Başlık: Ynt: Hasan Sabbah ve Alamut kalesi
Gönderen: Anarkons. - Mart 28, 2007, 10:13:03 ös
sala gitsin 13. cumaymış
benim bildiğim bir uğursuz gün var oda cumartesi
Başlık: Ynt: Hasan Sabbah ve Alamut kalesi
Gönderen: Hamlet - Mart 29, 2007, 12:22:34 öö
ne alaka cumartesi?
sizin cumartesileri sevmeniz lazim. Her cumartesi bir eylem ve propaganda duzenlenir turkiyede :)
Başlık: Ynt: Hasan Sabbah ve Alamut kalesi
Gönderen: Atlas - Mart 29, 2007, 09:40:37 öö
Boğaziçi Üniversitesi Hocalarından
Reha Çamuroğlu - İsmail adlı kitabını da tavsiye ederim. Bu konuda harika bilgiler veriyor. Yezidilerin güneşe dönmeleri gibi İsmail2in çocukluğu, yaşadıkları ve komplolar zinciri okunması gereken bir kitap/kaynak.

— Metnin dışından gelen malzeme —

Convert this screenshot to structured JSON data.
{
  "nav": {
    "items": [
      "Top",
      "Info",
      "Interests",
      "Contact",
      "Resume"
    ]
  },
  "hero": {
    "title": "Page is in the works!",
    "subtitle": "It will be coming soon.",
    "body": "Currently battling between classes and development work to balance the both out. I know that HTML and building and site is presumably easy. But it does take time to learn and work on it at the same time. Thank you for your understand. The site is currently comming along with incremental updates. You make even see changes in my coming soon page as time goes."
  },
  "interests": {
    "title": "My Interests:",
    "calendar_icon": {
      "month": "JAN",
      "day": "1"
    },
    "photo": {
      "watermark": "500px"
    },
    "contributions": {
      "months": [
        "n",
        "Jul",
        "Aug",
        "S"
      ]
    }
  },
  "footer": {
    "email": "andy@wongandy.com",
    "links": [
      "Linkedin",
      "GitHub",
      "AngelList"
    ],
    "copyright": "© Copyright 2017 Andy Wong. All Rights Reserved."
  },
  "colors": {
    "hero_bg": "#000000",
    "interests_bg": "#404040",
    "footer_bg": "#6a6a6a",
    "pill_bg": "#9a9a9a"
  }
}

Shemuel verdiğin kitabı da okuyacağım.
Başlık: Ynt: Hasan Sabbah ve Alamut kalesi
Gönderen: Atlas - Mart 29, 2007, 09:49:59 öö
Templiye Şovalyeleri'nin Haçlı seferleri sırasında o sıralarda çok gelişmiş olan Anadolu tarikatlarından etkilenmiş olması son derece normal.

Bektaşi-Alevi, İsmaili, Mevlevi bir çok özellik ve Yeniçeri'lerdeki bazı yapılanmaların Templiye Şövalyeleri'nde de görmekteyiz. Bu konuda yapılan çok araştırma var ancak bir kısmı komplo teorisi olduğu ve büyük bir kısmının ise Vatikan'ın yönlendirmesi olduğu için farklı kaynaklar ile teyit edilmesi lazım.  Zaten tarihlere dikkat edilirse hatalar hemen anlaşılıyor.

Cennetin Krallığı filmi de bu konu ile ilgiliydi, tavsiye ederim.
Başlık: Re: Hasan Sabbah ve Alamut kalesi
Gönderen: Hamlet - Mart 29, 2007, 03:51:28 ös
Alıntı
Templiye Şovalyeleri'nin Haçlı seferleri sırasında o sıralarda çok gelişmiş olan Anadolu tarikatlarından etkilenmiş olması son derece normal.
Ayni fikirdeyim. ve kesin etkilenmistir diyorum.

Alıntı
Cennetin Krallığı filmi de bu konu ile ilgiliydi, tavsiye ederim.
cok guzel bir film bende kessinlikle tavsiye ederim. hatta bir ara tanitimini, sinema bolumune koyayim bakin ordan. ilk baslari skiyor bayagi. o yuzden ben ilk izledigimde yarida kesmistim ama orta ve son kisimlarini izleyince filme hayran kaliyorsunuz. bayagi etkiliyor yani. tarihcilerin ve tarihle ilgileenlerin kessinlikle izlemesi gereke nbir film.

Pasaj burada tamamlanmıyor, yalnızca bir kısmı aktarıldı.